Statt eines Blog-Beitrages heute eine kleine Leseprobe aus meinem neuen Roman. Das fertige Buch ist dann voraussichtlich Anfang Juni (diesen Jahres) im Amazon Kindle-Shop erhältlich. Viel Spaß!
Die Augen des Jungen bohrten sich in seine. Er schien keinerlei Angst zu empfinden. Nahm er überhaupt etwas wahr? Verstand er, was hier passierte? Und wenn er es verstand, störte es ihn?
Es ist das Richtige, dachte Tom. Alles geht den Bach runter, wenn ich das jetzt nicht bringe.
Kurz flackerten Erinnerungen an sein Studium auf. Philosophie. Die Lehre von den Fragen, auf die es keine Antworten gibt, hatte sein Prof damals immer gesagt, und genau so gab Tom das inzwischen an seine eigenen Studenten weiter.
Würdest du einen unschuldigen Menschen töten, wenn dadurch eine Million andere Menschen vor dem Tod gerettet würden? Solche Fragen. Wenn ja, würdest du es auch noch tun, wenn dadurch stattdessen immerhin noch 1000 gerettet werden? Ja? Wo ziehst du die Grenze?
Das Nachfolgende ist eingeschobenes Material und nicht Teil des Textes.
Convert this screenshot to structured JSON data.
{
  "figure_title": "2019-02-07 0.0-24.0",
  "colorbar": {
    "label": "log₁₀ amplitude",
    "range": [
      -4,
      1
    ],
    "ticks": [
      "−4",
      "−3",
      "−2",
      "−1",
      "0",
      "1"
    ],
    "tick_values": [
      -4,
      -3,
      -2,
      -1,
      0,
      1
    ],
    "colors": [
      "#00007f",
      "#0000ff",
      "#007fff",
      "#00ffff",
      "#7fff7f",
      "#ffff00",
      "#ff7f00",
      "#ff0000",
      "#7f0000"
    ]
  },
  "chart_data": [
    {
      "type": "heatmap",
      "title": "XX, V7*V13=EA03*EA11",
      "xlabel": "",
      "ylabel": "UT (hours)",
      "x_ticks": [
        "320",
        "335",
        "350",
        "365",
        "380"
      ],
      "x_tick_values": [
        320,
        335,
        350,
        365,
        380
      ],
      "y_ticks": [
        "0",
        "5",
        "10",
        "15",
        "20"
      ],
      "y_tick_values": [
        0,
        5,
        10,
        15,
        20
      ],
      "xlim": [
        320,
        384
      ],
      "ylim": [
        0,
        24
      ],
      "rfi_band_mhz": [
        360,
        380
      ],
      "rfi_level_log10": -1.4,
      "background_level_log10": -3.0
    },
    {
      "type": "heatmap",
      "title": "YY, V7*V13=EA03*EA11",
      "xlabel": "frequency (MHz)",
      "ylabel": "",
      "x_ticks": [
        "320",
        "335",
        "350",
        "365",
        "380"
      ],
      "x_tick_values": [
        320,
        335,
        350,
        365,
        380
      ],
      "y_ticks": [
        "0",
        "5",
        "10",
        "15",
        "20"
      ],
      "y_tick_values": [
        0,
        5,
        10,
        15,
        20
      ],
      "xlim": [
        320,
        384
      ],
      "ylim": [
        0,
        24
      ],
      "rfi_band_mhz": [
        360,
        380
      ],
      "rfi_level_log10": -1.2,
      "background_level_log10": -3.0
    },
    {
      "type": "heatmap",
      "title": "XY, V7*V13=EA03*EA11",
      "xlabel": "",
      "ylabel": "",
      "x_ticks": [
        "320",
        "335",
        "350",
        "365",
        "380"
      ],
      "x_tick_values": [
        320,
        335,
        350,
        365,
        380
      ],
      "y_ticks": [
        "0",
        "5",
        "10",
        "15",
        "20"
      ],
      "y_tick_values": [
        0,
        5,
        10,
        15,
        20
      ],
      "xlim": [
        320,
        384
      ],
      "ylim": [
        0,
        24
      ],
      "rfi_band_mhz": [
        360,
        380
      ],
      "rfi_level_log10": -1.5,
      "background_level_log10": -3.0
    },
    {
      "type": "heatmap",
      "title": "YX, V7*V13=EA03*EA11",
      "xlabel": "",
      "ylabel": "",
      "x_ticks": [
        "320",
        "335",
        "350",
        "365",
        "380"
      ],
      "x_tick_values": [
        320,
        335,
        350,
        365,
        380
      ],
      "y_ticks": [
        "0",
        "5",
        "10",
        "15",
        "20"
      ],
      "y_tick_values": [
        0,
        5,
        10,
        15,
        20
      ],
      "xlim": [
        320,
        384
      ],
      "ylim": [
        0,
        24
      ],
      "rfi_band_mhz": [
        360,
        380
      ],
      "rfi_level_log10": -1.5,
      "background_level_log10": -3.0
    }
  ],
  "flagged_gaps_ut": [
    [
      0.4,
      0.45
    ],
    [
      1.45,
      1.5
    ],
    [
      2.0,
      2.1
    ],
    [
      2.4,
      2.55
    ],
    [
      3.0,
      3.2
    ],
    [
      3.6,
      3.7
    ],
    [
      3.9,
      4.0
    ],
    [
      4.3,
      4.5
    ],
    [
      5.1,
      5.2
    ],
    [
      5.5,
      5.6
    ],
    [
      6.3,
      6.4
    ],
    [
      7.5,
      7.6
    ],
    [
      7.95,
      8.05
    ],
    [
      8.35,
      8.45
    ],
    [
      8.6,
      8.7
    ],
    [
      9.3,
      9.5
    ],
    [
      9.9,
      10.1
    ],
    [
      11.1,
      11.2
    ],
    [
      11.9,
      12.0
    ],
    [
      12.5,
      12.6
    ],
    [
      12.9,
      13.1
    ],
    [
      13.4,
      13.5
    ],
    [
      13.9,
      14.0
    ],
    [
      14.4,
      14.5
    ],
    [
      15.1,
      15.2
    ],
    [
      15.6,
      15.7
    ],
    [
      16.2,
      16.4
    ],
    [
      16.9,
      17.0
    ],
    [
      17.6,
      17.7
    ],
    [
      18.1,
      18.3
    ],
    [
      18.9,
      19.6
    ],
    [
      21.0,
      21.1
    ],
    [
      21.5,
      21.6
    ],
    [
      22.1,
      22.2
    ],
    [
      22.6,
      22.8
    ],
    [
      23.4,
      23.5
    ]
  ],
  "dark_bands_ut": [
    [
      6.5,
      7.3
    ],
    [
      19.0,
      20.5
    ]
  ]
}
Würdest du einen Unschuldigen töten, wenn dadurch 100 andere gerettet werden? 10? 5? Und wie würden sich deine Entscheidungen ändern, wenn es ein Kind wäre, das du töten musst?
Ein Kind. Tom schluckte. Er spürte, wie er immer stärker schwitzte. Wie leicht lassen sich solche Fragen diskutieren, wie logisch lässt sich so etwas entscheiden. Bis es dann ernst wird. Bis man dasteht, mit dieser verfluchten Automatik in der Hand und einem der Schweiß aus allen Poren schießt.
Ein Kind. Du kannst doch kein Kind erschießen.
Damals war er sich sicher gewesen, dass er es könnte. Wenn dadurch eine Million Menschen gerettet werden. Rein hypothetisch natürlich. Mit dem Hintern auf einer Holzbank und wenige Minuten vor Ende der Vorlesung. Und danach ab in die Mensa.
Und jetzt? Wie einfach wäre die Entscheidung, wenn es hier um eine Million Leben ginge, dachte Tom. Oder um sein eigenes. Lass die Million doch zum Teufel gehen, dachte er.
Aber es war keine Million. Auch nicht 10 Millionen. Es waren alle. Die ganze gottverdammte Menschheit stand auf dem Spiel. Wenn er das jetzt nicht brachte, würde die Gesellschaft, wie er sie kannte, aufhören zu existieren. Für immer.
Einen No-Brainer nennt man so etwas. Etwas, worüber man gar nicht erst nachzudenken braucht. Natürlich muss man schießen, das weiß jeder. Ein einziges Kind im Tausch gegen alle Menschen. Ein einziges Kind im Tausch gegen alle anderen Kinder. Da gibt’s nichts zu diskutieren. Das muss man einfach tun und dann eben irgendwie lernen, damit zu leben.
Ganz einfache Entscheidung.
Außer natürlich, wenn es dein eigenes Kind ist, das du töten musst.
Dein eigenes verdammtes Kind. Und es sieht dich an, als wäre nichts. Als würdest du nicht mit einer großkalibrigen Waffe direkt auf sein Gesicht zielen.
Tom Rankovski wusste, dass er keine Wahl hatte. Es gab einfach keine Alternativen. Er atmete tief durch und umfasste die Waffe noch etwas fester. Sein Sohn rührte sich nicht, sah ihn nur an. Wenn es doch einen Weg gäbe… aber den gab es nicht.
Ein deutlicher Klick ertönte, als er den Hahn spannte. Drei Tage. Noch vor drei Tagen war alles in Ordnung gewesen. Alles perfekt. Er der glücklichste Mensch der Welt. Seine Frau an seiner Seite. Die Zukunft voller Pläne und Verheißungen. Ja, die Zukunft. Da hatte er noch eine Zukunft gehabt… oder das zumindest geglaubt. Jetzt, nur drei Tage später, stand die Welt am Abgrund. Und er hatte keine andere Wahl, als seinen eigenen Sohn zu erschießen.